Et si le nouveau chef du gouvernement ne parvient pas à former une majorité ?

Ce vendredi 7 octobre, on le sait, le Maroc vote. Samedi, nous aurons les résultats complets, et nous saurons quel sera le parti au sein duquel le roi Mohammed VI choisira le successeur de Benkirane. Cet homme (ou femme ?) devra alors entamer ses consultations pour former une majorité, soit au moins 198 députés, sur les 395 en jeu. Plusieurs scénarios sont possibles.

Dans le cas où un parti aurait la majorité absolue à la Chambre des Représentants, et bien que la chose soit très difficile au vu de notre système électoral proportionnel avec un seuil de 3%, il n’y aura pas de problème. Le chef du gouvernement désigné choisira les ministres qu’il proposera au roi dans son parti, et le gouvernement sera formé en quelques jours.

Mais ce qui est probable est que le parti arrivé premier n’aura qu’entre 100 et 150 sièges, ce qui obligera le chef du gouvernement qui sera issu de ses rangs – et ce ne sera pas forcément son secrétaire général – à se mettre en quête d’alliés.

Comment se passe cette recherche d’alliances ? Généralement, une négociation en trois temps s’amorce. La première a trait au principe d’adhérer ou non. Le chef du gouvernement désigné approche les partis avec lesquels il a le plus d’affinités, et leur propose de rejoindre sa majorité, avec un nombre de départements ministériels proportionnel au nombre de sièges de chacun au parlement. La force parlementaire de chaque parti devra ainsi refléter sa présence au parlement.

Une fois cela fait, la majorité est constituée, et commence alors la seconde phase de négociations, sur la nature des ministères. Chaque parti en exigera au moins un compté parmi les « grands » départements (Finances, Education, Intérieur, Affaires étrangères, Habitat, Affaires générales…). Cette phase est très difficile car le chef du gouvernement désigné devra composer et trouver des équilibres entre différentes partis, chacun d’eux ayant plusieurs ministrables dans ses rangs. En plus de ceux qui pensent l’être…

Arrive ensuite la dernière phase, qui est celle des noms. Le chef du gouvernement peut avoir des réticences sur tel ou tel profil, et devra en convaincre son interlocuteur au sein de chaque parti.

Mais s’il ne parvient pas à constituer de majorité ?

Pour la constitutionnaliste Nadia Bernoussi, « la constitution est claire. Le roi doit prendre quelqu’un au sein du parti arrivé premier. L’article 47 de la constitution crée une obligation, mais ne crée pas les dispositions si on n’arrive pas remplir cette obligation.
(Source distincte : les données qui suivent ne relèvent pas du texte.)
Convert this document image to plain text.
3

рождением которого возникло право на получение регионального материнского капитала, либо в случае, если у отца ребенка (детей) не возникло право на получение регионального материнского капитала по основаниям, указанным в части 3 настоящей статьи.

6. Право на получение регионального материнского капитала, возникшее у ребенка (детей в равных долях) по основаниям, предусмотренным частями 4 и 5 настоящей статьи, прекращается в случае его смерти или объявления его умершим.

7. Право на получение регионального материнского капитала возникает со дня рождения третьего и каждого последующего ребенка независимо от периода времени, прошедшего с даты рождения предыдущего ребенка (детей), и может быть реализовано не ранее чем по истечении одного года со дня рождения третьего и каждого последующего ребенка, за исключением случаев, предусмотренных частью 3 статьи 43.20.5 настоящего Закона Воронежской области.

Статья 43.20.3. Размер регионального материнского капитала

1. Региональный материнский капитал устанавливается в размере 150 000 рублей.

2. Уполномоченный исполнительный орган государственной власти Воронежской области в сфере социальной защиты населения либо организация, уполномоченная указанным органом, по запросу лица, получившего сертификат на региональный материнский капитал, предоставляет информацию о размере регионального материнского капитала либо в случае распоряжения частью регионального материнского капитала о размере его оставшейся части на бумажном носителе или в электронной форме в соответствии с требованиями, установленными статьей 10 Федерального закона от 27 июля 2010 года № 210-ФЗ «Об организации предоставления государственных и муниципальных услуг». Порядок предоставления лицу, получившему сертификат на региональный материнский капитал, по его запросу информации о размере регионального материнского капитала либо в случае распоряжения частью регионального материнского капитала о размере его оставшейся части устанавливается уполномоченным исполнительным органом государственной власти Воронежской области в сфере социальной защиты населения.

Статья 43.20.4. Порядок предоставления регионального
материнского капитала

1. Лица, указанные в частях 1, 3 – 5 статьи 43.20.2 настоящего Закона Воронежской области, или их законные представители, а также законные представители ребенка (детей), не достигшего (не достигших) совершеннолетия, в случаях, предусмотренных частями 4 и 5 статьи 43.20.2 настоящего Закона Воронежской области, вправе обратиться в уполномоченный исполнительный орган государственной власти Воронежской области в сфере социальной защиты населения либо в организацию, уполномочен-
Si le chef du gouvernement n’arrive pas à former une majorité, rien n’interdit au chef de l’Etat de désigner une autre personne, du même parti arrivé premier. En aucun cas, on ne peut passer au second parti, car ce serait ‘un coup d’Etat’ constitutionnel. On ne peut sortir du premier parti ».

Aussi, les analyses et commentaires qui affirment que le roi peut, en cas d’échec de celui qu’il aura choisi au sein du parti gagnant à former une majorité, désigner un membre du second parti sont inexactes. En effet, la logique parlementaire est que puisque le peuple souverain a choisi de classer telle formation en premier, c’est à elle que doit revenir la mission de diriger le gouvernement.

En 2011, le 29 novembre, quatre jours après le scrutin qui avait consacré le PJD, le roi MOhammed VI avait reçu Abdelilah Benkirane et l'avait chargé de former un gouvernement. A cette époque-là, on s'en souvient, les pronostics donnaient égalité de chances d'être désigné à Benkirane ou à son numéro 2 Saâdeddine Elotmani.